Saying ‘LEGOS’ Is Even More Painful Than Stepping On LEGO

I love LEGO. I hate the Americanism “LEGOS”. LEGO is a collective noun. You buy some LEGO; you don’t buy some LEGOS.

Picture: Jonathan Stewart

LEGO is the name of the overall toy (and the company that produces it), not of each individual piece. If you want to talk about a single piece of LEGO, you can refer to it as a “LEGO brick” or a “LEGO wheel” or whatever is appropriate.

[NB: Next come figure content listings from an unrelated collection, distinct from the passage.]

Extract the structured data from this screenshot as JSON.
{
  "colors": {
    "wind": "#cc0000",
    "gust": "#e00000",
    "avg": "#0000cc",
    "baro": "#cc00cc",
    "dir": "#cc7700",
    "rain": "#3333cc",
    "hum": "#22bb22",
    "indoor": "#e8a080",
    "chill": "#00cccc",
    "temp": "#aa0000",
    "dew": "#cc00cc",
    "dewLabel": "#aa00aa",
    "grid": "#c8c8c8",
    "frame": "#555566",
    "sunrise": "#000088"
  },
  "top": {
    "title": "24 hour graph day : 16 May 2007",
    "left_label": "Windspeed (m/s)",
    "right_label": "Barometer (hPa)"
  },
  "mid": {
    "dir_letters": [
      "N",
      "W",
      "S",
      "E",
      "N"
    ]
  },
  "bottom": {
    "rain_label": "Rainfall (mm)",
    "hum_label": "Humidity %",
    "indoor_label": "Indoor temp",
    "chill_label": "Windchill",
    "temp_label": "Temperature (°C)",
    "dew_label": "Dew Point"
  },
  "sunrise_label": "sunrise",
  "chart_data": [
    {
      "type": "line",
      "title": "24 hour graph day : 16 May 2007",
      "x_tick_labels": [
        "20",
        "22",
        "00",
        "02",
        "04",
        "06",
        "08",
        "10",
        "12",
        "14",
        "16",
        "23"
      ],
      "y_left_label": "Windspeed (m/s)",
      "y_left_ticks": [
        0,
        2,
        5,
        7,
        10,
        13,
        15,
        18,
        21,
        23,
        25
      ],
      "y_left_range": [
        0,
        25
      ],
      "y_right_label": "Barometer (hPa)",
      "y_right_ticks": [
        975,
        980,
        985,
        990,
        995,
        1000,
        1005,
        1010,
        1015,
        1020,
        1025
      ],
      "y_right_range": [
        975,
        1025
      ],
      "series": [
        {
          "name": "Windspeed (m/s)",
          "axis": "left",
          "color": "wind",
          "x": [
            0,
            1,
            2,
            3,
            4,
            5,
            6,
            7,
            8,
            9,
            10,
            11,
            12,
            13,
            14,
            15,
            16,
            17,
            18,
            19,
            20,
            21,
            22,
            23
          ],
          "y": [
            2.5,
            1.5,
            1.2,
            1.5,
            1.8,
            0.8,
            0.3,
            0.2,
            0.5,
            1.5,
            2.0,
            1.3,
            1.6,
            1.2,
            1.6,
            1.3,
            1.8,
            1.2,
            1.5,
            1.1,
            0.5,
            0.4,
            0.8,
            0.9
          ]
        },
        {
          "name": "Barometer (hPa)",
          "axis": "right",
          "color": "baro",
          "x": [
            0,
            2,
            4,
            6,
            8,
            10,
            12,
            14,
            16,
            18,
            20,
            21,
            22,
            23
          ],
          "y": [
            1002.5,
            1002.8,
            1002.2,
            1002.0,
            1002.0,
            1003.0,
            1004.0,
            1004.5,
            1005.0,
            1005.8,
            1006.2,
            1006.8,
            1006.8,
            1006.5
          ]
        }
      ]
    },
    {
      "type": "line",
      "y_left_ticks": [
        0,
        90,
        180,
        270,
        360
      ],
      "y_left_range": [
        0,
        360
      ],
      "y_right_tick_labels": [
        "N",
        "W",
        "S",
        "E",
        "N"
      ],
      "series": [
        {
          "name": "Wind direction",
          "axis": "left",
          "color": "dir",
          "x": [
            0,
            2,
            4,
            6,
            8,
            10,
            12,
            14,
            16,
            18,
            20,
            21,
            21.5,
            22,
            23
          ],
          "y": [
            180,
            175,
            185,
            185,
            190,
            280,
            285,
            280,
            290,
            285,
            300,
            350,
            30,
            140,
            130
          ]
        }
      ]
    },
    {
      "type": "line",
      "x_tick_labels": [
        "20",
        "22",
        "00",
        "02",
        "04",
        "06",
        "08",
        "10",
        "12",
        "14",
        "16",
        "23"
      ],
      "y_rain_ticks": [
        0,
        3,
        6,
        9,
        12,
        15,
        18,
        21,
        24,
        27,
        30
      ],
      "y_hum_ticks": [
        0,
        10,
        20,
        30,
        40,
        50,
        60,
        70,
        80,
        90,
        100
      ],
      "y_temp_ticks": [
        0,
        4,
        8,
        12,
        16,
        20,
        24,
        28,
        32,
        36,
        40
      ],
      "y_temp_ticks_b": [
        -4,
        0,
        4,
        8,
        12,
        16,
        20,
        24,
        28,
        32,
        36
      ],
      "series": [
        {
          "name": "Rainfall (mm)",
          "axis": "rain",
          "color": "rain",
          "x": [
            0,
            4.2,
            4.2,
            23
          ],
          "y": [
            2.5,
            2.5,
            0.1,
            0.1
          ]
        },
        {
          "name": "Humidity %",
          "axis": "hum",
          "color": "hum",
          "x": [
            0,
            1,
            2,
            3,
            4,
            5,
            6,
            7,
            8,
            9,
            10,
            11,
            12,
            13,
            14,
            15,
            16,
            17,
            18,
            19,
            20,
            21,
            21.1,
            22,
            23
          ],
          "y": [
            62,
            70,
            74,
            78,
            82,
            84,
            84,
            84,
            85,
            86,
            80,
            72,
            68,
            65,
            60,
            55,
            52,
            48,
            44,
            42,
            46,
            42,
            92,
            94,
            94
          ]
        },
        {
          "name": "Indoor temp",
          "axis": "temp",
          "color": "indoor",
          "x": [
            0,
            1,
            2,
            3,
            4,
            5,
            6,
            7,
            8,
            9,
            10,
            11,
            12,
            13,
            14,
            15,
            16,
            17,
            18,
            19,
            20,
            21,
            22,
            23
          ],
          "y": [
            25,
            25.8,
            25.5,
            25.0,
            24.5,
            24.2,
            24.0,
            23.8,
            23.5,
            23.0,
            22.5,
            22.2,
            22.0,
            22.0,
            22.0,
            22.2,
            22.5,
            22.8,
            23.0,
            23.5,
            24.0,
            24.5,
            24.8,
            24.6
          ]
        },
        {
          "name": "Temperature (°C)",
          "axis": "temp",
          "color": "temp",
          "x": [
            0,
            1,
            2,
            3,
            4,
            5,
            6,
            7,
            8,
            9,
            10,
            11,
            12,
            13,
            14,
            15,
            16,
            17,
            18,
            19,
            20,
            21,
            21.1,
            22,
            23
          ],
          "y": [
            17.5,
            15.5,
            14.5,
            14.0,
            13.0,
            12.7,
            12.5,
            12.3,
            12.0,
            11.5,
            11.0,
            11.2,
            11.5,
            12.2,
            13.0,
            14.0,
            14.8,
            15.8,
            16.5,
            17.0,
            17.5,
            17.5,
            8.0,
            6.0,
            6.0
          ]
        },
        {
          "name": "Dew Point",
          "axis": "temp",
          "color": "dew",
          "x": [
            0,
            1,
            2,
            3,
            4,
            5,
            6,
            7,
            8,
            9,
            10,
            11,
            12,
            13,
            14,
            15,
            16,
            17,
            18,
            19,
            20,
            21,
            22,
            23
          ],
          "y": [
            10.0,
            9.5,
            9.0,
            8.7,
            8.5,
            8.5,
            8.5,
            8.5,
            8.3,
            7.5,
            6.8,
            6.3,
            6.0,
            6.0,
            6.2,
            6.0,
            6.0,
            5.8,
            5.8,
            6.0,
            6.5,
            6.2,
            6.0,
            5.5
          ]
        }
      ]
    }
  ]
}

Need an easy reminder? It’s The LEGO Movie, not The LEGOS Movie. The odd plural usage seems well-established in America, but for Australian English it’s just flat-out wrong.

A side note: Lifehacker’s policy is to always write LEGO with capital letters. LEGO isn’t an acronym, but we do this because the company logo is entirely in capitals, and so this looks more familiar. (We follow the same rule for IKEA.)

It would be entirely acceptable to spell LEGO as Lego — it’s a company and a proper noun, so it needs an initial capital, but the subsequent capitals are a matter of convention, not an absolute requirement. What matters here is that you choose an approach and stick with it. Accuracy matters.

Lifehacker’s Mind Your Language column offers bossy advice on improving your writing.